To answer "What is literature?" Eagleton examines several different ways of defining literature and points out the difficulties with each of them. He says that Russian formalists reduce everything in a work of literature to the formal, that is structural, parts of the text and equally disregard author and message. He mentions that Formalist Osip Brick once said, in defence of disregarding the author when analyzing literature, that if Pushkin had not lived, Eugene Onegin--which is the textual expression of a material reality--would have been written anyway because it was a textual expression of a present material reality.

Eagleton points out the difficulty with this definition of literature by explaining that a past author, such as Orwell, would be surprised that the subjects and themes they wrote about were not important, but rather the literary devices that upturn reality through "defamiliarization" and other devices, which give a work "literariness," are what is important. 

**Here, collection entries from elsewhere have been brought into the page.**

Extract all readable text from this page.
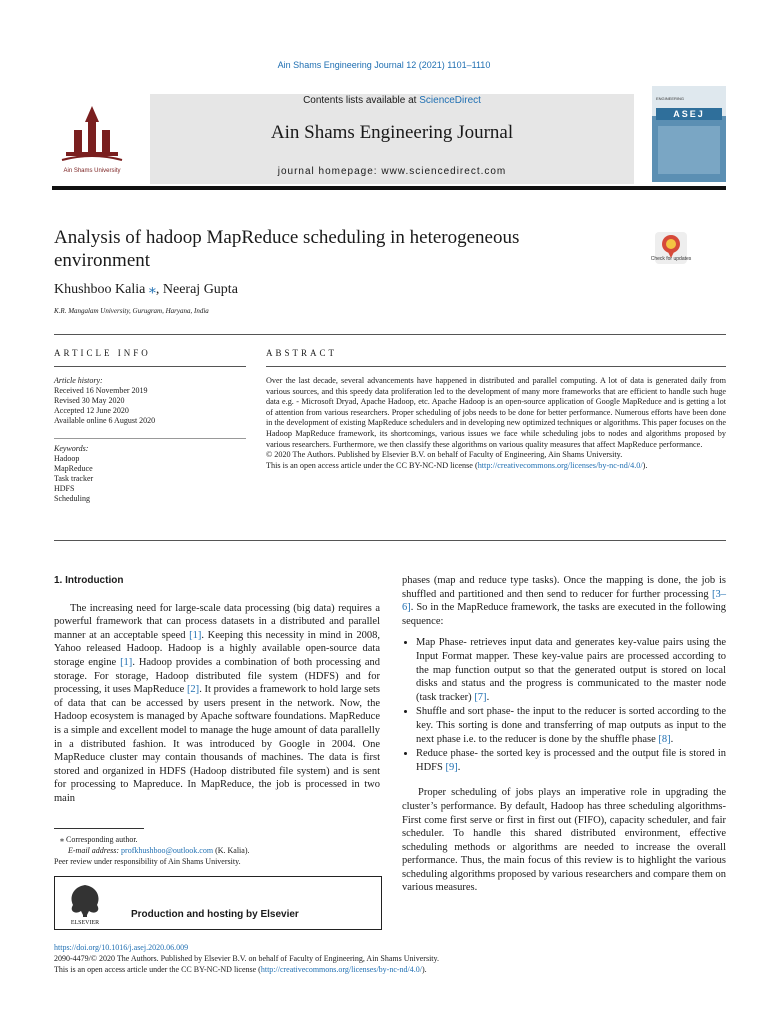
Ain Shams Engineering Journal 12 (2021) 1101–1110
Ain Shams University
Contents lists available at ScienceDirect
Ain Shams Engineering Journal
journal homepage: www.sciencedirect.com
ENGINEERING
ASEJ
Analysis of hadoop MapReduce scheduling in heterogeneous environment	Check for updates
Khushboo Kalia ⁎, Neeraj Gupta
K.R. Mangalam University, Gurugram, Haryana, India
ARTICLE INFO
Article history:
Received 16 November 2019
Revised 30 May 2020
Accepted 12 June 2020
Available online 6 August 2020
Keywords:
Hadoop
MapReduce
Task tracker
HDFS
Scheduling
ABSTRACT
Over the last decade, several advancements have happened in distributed and parallel computing. A lot of data is generated daily from various sources, and this speedy data proliferation led to the development of many more frameworks that are efficient to handle such huge data e.g. - Microsoft Dryad, Apache Hadoop, etc. Apache Hadoop is an open-source application of Google MapReduce and is getting a lot of attention from various researchers. Proper scheduling of jobs needs to be done for better performance. Numerous efforts have been done in the development of existing MapReduce schedulers and in developing new optimized techniques or algorithms. This paper focuses on the Hadoop MapReduce framework, its shortcomings, various issues we face while scheduling jobs to nodes and algorithms proposed by various researchers. Furthermore, we then classify these algorithms on various quality measures that affect MapReduce performance.
© 2020 The Authors. Published by Elsevier B.V. on behalf of Faculty of Engineering, Ain Shams University.
This is an open access article under the CC BY-NC-ND license (http://creativecommons.org/licenses/by-nc-nd/4.0/).
1. Introduction

The increasing need for large-scale data processing (big data) requires a powerful framework that can process datasets in a distributed and parallel manner at an acceptable speed [1]. Keeping this necessity in mind in 2008, Yahoo released Hadoop. Hadoop is a highly available open-source data storage engine [1]. Hadoop provides a combination of both processing and storage. For storage, Hadoop distributed file system (HDFS) and for processing, it uses MapReduce [2]. It provides a framework to hold large sets of data that can be accessed by users present in the network. Now, the Hadoop ecosystem is managed by Apache software foundations. MapReduce is a simple and excellent model to manage the huge amount of data parallelly in a distributed fashion. It was introduced by Google in 2004. One MapReduce cluster may contain thousands of machines. The data is first stored and organized in HDFS (Hadoop distributed file system) and is sent for processing to Mapreduce. In MapReduce, the job is processed in two main

phases (map and reduce type tasks). Once the mapping is done, the job is shuffled and partitioned and then send to reducer for further processing [3–6]. So in the MapReduce framework, the tasks are executed in the following sequence:

• Map Phase- retrieves input data and generates key-value pairs using the Input Format mapper. These key-value pairs are processed according to the map function output so that the generated output is stored on local disks and status and the progress is communicated to the master node (task tracker) [7].
• Shuffle and sort phase- the input to the reducer is sorted according to the key. This sorting is done and transferring of map outputs as input to the next phase i.e. to the reducer is done by the shuffle phase [8].
• Reduce phase- the sorted key is processed and the output file is stored in HDFS [9].

Proper scheduling of jobs plays an imperative role in upgrading the cluster’s performance. By default, Hadoop has three scheduling algorithms- First come first serve or first in first out (FIFO), capacity scheduler, and fair scheduler. To handle this shared distributed environment, effective scheduling methods or algorithms are needed to increase the overall performance. Thus, the main focus of this review is to highlight the various scheduling algorithms proposed by various researchers and compare them on various measures.

⁎ Corresponding author.
E-mail address: profkhushboo@outlook.com (K. Kalia).
Peer review under responsibility of Ain Shams University.
ELSEVIER
Production and hosting by Elsevier
https://doi.org/10.1016/j.asej.2020.06.009
2090-4479/© 2020 The Authors. Published by Elsevier B.V. on behalf of Faculty of Engineering, Ain Shams University.
This is an open access article under the CC BY-NC-ND license (http://creativecommons.org/licenses/by-nc-nd/4.0/).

He also presents the definition that literature is that which is chosen as "fine writing" based on social value-judgements. He discusses how, according to Marxist theory, these value-judgements arise from the ideologies that form the superstructure that create and uphold the power structures in society. The difficulty he points out here is that society is not homogeneous, thus an expected social value-judgement may not be forthcoming when a work is presented as being representative of the social ideology thus leading the work (and author) to be rejected.

With these and many more discussions and examples of proffered answers to what literature is, Eagleton arrives at his definition and at what he wants to explain. In brief, Eagleton concludes that:

  • (1) literature is not objectively determined: that which is called literary may not remain immutably, unchangeably categorized as literature.
  • (2) literature is not a construct of "whimsical" choice on arbitrary principles of "taste."
  • (3) literature presents linguistic expressions of social and personal representations of beliefs within non-homogeneous social ideologies which holds "literary language as a set of deviations from a [conversational] norm."
  • (4) literature is derived from strong undercurrents of social ideologies representing strongly rooted (often invisible) belief systems.
  • (5) literature supports the "assumptions" of the social ideologies by which select groups "exercise and maintain power" over the social construct

Eagleton ends by suggesting that his assertions can be proven and chooses the history of English literature as a starting place for that proof (Chapter 1: "The Rise of English").

[S]ocial ideologies ... refer in the end not simply to private taste, but to the assumptions by which certain social groups exercise and maintain power over others. If this seems a far-fetched assertion, a matter of private prejudice, we may test it out by an account of the rise of 'literature' in England.